'Poor' candidates for City top job

HARARE - The recruitment of a new Harare City Council director of works has been delayed as applicants could not make the grade for the top job.

Council human capital director Cainos Chingombe said a report compiled by acting town clerk Josephine Ncube indicated that there was need to re-advertise the position, which they wanted to be filled internally.

Current works director Phillip Pfukwa has been on a yearly contract with council following expiry of his contract in 2015.

His renewed contract lapsed on July 31, this year.

“50 applications had been received from which 10 candidates had been short-listed. However, interviews could not proceed due to quality observations that had been made regarding the shortlisted candidates. Some of the candidates lacked the requisite qualifications and maturity needed for the position,” Chingombe said.

He said Pfukwa would be playing an oversight role in the department while management resolved the recruitment challenges.

Human resources committee chairperson Wellington Chikombo said Pfukwa had been retained because of his immense experience in the field.

Chikombo said the engineer had been tasked with grooming his subordinates.

“He is endowed with institutional memory and is a granary of knowledge. As a way of creating continuity and avoidance of vacuum, we penned annually-based contracts. You cannot make a trial and error when it comes to provision of water,” he said.

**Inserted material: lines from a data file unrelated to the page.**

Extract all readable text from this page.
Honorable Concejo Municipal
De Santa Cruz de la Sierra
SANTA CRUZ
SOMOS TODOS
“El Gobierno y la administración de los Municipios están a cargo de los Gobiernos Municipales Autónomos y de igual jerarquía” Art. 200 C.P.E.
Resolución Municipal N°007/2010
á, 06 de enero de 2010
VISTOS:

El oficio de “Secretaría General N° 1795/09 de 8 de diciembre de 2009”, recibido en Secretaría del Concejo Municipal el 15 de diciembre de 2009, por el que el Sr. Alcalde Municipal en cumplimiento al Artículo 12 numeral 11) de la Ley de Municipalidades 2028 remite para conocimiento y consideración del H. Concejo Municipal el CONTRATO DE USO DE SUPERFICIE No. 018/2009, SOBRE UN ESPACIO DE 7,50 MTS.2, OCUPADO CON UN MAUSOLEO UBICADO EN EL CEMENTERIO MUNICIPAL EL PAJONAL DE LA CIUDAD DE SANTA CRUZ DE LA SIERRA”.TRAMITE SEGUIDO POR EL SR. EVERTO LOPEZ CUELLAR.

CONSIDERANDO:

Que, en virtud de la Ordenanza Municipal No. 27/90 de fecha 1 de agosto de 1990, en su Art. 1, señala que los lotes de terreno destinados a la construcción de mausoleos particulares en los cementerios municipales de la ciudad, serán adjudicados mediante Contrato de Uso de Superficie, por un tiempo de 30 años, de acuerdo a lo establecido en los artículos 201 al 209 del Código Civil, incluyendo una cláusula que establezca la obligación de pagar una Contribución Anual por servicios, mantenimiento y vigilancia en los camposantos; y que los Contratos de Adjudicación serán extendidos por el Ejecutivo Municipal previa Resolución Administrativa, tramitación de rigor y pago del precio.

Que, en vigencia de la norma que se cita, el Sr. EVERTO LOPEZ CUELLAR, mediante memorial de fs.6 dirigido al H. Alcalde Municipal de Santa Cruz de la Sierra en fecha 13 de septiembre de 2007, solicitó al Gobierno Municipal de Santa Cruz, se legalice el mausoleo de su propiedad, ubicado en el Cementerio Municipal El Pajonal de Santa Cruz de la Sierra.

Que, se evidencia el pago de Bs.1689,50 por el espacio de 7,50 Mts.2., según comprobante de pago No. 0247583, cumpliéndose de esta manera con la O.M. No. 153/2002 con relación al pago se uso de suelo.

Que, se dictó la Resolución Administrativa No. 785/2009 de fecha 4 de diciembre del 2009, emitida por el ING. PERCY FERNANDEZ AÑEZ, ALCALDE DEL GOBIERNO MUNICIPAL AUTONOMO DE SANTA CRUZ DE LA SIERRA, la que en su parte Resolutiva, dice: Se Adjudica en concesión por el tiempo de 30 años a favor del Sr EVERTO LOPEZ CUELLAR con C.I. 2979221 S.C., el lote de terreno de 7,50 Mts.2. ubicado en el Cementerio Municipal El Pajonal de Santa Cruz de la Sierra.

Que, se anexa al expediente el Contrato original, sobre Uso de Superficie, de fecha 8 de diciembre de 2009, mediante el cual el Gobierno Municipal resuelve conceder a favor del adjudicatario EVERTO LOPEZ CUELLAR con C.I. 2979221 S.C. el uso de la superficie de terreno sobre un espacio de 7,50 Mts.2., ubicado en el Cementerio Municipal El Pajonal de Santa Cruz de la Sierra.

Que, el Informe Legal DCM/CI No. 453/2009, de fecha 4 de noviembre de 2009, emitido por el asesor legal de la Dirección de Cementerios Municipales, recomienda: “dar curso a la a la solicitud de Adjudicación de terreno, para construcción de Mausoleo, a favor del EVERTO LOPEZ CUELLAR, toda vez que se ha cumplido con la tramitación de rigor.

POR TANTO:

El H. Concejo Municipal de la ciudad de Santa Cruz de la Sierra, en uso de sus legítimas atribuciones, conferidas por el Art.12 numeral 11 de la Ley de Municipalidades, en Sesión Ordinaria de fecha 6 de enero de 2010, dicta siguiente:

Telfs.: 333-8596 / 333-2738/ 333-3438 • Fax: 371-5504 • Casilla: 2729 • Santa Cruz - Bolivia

He added that since the rationalisation exercise of 2014 that saw departments and their heads being cut, the city now has a total staff complement of  7 342.

Chikombo, however, said because their establishments requires 9 721 employees, Harare has a vacancy of 2 039 employees.

The human resources committee chairperson said despite the downsizing, service delivery has not been compromised.

“The brutal truth is that the city of Harare is the capital which unfortunately has companies closing down, unemployment hovering above 80 percent, hunger, deprivation and people ridden with disease.

“The accusation that service delivery has collapsed seems quite naïve because one cannot expect local authorities to perform well when central government itself is drowning in perpetual deflation,” he said.